20. BÖLÜM-TEHLİKE

12.6K 1K 1K
                                    


"Adım adım tehlikeye gidiyorduk."

Göz göre göre..



***





Kuzgun Alp Keskin..

Değişik merak filizlerinin kök saldığı bakışlarımı, hala kollarını belime sarmaşık gibi dolamış, öylece beni izleyen adama çevirdim. Gözlerimdeki ifadeyi bi süre süzdükten sonra, çözdü yavaşça belimdeki kalın kollarını.

"Bu kim?"

Şüpheli sorum karşısında gözlerime anlamlı bi bakış atıp, saçlarına daldırdı parmaklarını. Kısa saçlarında bir tur atıp ensesini kaşıdı. Hareketleri, öylece erimeme sebep olurken, gözlerimi zor bela ondan çekip, tekrar önümdeki adama çevirdim.
"Neyi oluyorsun Azad'ın?"

Kuzgun Alp denilen adam öylece elleri cebinde bizim bu halimizi izlerken, yine alaylı bi şekilde güldü.
"Bir yakını diyelim!"

Çok fazla benziyorlardı ama soyadları aynı değildi. Kardeş falan olduklarını düşünmüştüm kısa bir an.

Hala Kuzgun Alp denilen adamı süzgeçten geçirirken, belime bir kol dolandı ve beni mutfağa yönlendirdi.

Bu kol da iyi alıştı!

"Neden sana bu kadar çok benziyor ?"

Şaşkınca sarfettiğim sözler, artık yerinde duramamış gibi dökülmüştü dudaklarımdan. Olgun bir adama benziyordu ama hareketleri alaylı ve laubaliydi. Bana bakmadan yürümeye devam etti.
"İnsanlar birbirine benzer Ezel!"

Kuşkulu sesimle sorularıma devam ettim hemen.

"Ama bu kadar benzemez. Akraban falan mı? Çöpsüz üzüm olduğunu düşünüyordum!"
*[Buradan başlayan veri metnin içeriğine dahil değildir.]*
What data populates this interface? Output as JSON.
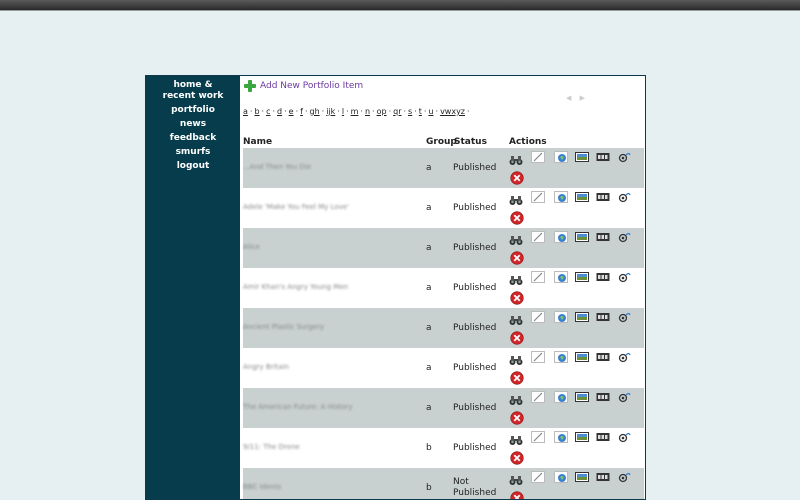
{
  "nav": [
    {
      "label": "home &"
    },
    {
      "label": "recent work"
    },
    {
      "label": "portfolio"
    },
    {
      "label": "news"
    },
    {
      "label": "feedback"
    },
    {
      "label": "smurfs"
    },
    {
      "label": "logout"
    }
  ],
  "add_item_label": "Add New Portfolio Item",
  "letters": [
    "a",
    "b",
    "c",
    "d",
    "e",
    "f",
    "gh",
    "ijk",
    "l",
    "m",
    "n",
    "op",
    "qr",
    "s",
    "t",
    "u",
    "vwxyz"
  ],
  "table": {
    "headers": {
      "name": "Name",
      "group": "Group",
      "status": "Status",
      "actions": "Actions"
    },
    "rows": [
      {
        "name": "...And Then You Die",
        "group": "a",
        "status": "Published"
      },
      {
        "name": "Adele 'Make You Feel My Love'",
        "group": "a",
        "status": "Published"
      },
      {
        "name": "Alice",
        "group": "a",
        "status": "Published"
      },
      {
        "name": "Amir Khan's Angry Young Men",
        "group": "a",
        "status": "Published"
      },
      {
        "name": "Ancient Plastic Surgery",
        "group": "a",
        "status": "Published"
      },
      {
        "name": "Angry Britain",
        "group": "a",
        "status": "Published"
      },
      {
        "name": "The American Future: A History",
        "group": "a",
        "status": "Published"
      },
      {
        "name": "9/11: The Drone",
        "group": "b",
        "status": "Published"
      },
      {
        "name": "BBC Idents",
        "group": "b",
        "status": "Not Published"
      }
    ]
  },
  "icons": [
    "binoculars-icon",
    "edit-pen-icon",
    "globe-icon",
    "image-icon",
    "film-icon",
    "link-icon",
    "delete-icon"
  ],
  "colors": {
    "sidebar": "#063c4c",
    "row_shade": "#c8d1d0",
    "link": "#6b3aa0",
    "delete": "#d0262a"
  }
}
Kafasını yavaşça bana eğip, yine baktı göz ucuyla olsa bile anlamlar çağlayan bakışlarıyla. Dudaklarında ufak bir gülümseme oluşmuştu.
"Hala öyleyim!"

Birden kulağıma eğildi. Diğer eliyle önüme gelen saçlarımı kulağımın arkasına itti yavaşça. Nefesi, usulca dokundu boynuma.

"Soy ağacıma eklenecek ilk insan, sen olacaksın Ezel!"

Garip bakışlarımı gördüğümde, dilinden dökülenlerin ayarı bugün hiç yoktu. Bu gün, dün gecenin aksine çok fazla konuşmuştuk. Ona olan bakışıma gülüp, çekti beni mutfağa. Tedirgince arkama baktığımda o adamın bizim arkamızdan gülerek Azad'ın belime dolanan koluna baktığını gördüm. Sert çehresine nazaran sürekli gülmesi, insanı tedirgin ediyordu.
"Bir daha seni bu evde zıkkımlanırken görmeyeceğim Murat!"

Dik bakışlarımı yanımdaki adama yönelttim direk. Kollarından çıkmaya yöneldim hemen. Bana karşı koymadan çözdü kolunu. Daha birkaç saat önce kendi evinden kovmuştum ama yine gelmişti. Davetsiz..

"Sana noluyor pardon da. Onu ben davet ettim. Davet edilmeden içeri dalan sizsiniz!"

Sert sesime yandan alaylı bir bakış atıp, masanın baş köşesine geçti.

Sertçe yutkundum. Fazla mı yakışmıştı oraya?

Lanet girsin.

Çok yakışıklı ve karizmatik duruyordu.

Hala ayakta beklerken arkasına yaslanıp kolunun dirseğini sandalyenin arkasına yasladı serserice.
"Bana da bir servis açmayacak mısın Ezel?"